Cooperative animals in the wild, particularly primates, show fairness in food distribution. And experiments show that some animals can behave morally. Most mammals have what can be called an ‘altruistic impulse' in that they respond to signs of distress in others and feel an urge to improve their situation. They are sometimes willing to help others when there is no gain involved, or even when they incur a direct loss. Community being an innate basic need, humans learn by their very life experience that the good for all the people is the good of the community which includes all of them as individuals. Community before the individual. Living in and for communities, humans developed a distinct moral sense and became moral beings, again transcending the moral behavior of any other animal. The moral sense together with their consciousness gives humans the capacity to distinguish between good and bad, right and wrong. They can make moral judgments, acquire virtue, and ‘do the right thing’.

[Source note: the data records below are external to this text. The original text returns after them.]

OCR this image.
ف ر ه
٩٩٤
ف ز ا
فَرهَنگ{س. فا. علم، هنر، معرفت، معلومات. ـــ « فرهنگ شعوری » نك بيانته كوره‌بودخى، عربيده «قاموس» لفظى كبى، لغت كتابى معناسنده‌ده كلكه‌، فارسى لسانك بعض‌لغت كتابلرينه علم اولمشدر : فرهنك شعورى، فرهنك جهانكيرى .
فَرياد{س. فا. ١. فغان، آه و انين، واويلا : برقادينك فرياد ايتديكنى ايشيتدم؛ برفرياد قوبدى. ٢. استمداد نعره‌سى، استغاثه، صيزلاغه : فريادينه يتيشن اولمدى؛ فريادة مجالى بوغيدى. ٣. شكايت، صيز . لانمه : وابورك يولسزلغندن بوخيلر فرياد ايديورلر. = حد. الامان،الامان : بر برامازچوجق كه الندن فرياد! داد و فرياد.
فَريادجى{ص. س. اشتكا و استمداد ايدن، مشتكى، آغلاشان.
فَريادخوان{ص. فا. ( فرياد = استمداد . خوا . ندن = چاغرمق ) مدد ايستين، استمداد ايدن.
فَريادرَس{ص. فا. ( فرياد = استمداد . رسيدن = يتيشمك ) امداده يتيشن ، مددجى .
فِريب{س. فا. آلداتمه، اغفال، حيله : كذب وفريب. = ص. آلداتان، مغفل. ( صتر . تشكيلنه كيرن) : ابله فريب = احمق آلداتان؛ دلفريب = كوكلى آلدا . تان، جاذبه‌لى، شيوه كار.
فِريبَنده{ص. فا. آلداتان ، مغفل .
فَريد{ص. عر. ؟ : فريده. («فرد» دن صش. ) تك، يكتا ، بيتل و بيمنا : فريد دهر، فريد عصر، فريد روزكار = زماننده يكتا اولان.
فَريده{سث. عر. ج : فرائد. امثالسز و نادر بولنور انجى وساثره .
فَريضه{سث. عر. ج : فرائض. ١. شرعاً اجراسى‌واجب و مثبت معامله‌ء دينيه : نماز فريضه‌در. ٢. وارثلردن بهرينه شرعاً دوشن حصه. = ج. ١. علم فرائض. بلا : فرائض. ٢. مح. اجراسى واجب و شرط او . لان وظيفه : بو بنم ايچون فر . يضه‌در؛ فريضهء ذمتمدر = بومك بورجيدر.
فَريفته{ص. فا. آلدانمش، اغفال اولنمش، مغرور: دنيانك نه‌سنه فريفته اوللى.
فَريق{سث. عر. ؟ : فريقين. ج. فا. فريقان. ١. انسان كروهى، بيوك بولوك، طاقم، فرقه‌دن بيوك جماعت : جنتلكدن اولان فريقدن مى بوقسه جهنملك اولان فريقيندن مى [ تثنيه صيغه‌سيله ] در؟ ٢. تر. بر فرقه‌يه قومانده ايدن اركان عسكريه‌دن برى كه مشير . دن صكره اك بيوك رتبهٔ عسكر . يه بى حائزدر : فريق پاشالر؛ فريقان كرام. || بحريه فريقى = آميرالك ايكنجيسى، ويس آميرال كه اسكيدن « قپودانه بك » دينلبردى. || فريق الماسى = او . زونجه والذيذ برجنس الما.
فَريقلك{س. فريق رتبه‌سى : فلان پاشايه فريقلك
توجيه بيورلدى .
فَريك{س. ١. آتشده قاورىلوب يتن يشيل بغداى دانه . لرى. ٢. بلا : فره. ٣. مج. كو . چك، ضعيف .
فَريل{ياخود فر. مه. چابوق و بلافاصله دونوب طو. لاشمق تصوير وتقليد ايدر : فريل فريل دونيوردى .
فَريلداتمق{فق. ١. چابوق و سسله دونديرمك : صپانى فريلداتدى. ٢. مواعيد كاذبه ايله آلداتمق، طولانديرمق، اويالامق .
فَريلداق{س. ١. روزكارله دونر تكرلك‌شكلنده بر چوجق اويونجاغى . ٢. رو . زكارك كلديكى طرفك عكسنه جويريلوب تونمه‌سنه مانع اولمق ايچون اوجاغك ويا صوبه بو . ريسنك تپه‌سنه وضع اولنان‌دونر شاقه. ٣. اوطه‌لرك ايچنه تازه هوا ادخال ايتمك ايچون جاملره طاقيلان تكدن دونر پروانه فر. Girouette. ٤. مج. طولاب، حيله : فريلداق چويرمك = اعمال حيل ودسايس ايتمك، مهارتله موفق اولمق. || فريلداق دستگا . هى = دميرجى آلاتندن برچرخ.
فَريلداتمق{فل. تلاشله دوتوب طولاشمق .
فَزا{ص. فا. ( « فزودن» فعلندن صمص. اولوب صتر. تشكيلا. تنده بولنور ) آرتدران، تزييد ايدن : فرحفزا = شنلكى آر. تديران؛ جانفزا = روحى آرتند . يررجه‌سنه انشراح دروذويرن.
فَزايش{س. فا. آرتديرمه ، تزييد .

Interesting to note that while the brain was driving the Cognitive Revolution, it actually shrank. Homo erectus and early Homo sapiens had doubled the volume of Homo habilis’ brain and brought it up to close of 1’500 cm3. And that is 150 cm3 more than the 1’350 cm3 we and the modern Lucy of the film have. So, while the human brain was getting more powerful, it was getting smaller. An explanation of this phenomenon, again, comes from the animal world: Dogs, pigs, sheep, and other domesticated species differ from their wild ancestors by a number of physical and behavioral traits. These include tameness, reduced timidity, juvenile appearance into adulthood and smaller brains. The theory goes that in communities, cooperative and social individuals were more likely to survive and reproduce than combative, aggressive, and unsocial ones. And as we know from animal breeding, the same genes and hormones that determine social inclinations also determine the physical traits of body and brain size. It’s called the ‘domestication syndrome’.
The short version: In the Cognitive Revolution, the period of transition from the Middle to the Late Stone Age, Homo sapiens became more communal and domesticated himself. More and more, survival and procreation depended on an individual's behavior within the community. ‘Survival of the fittest’ became ‘survival of the friendliest’. And social exclusion became such a hard penalty because living outside of the communal principles in any group of humans, in any period of human evolution, would make life rough, lonesome, dreadful – and probably short.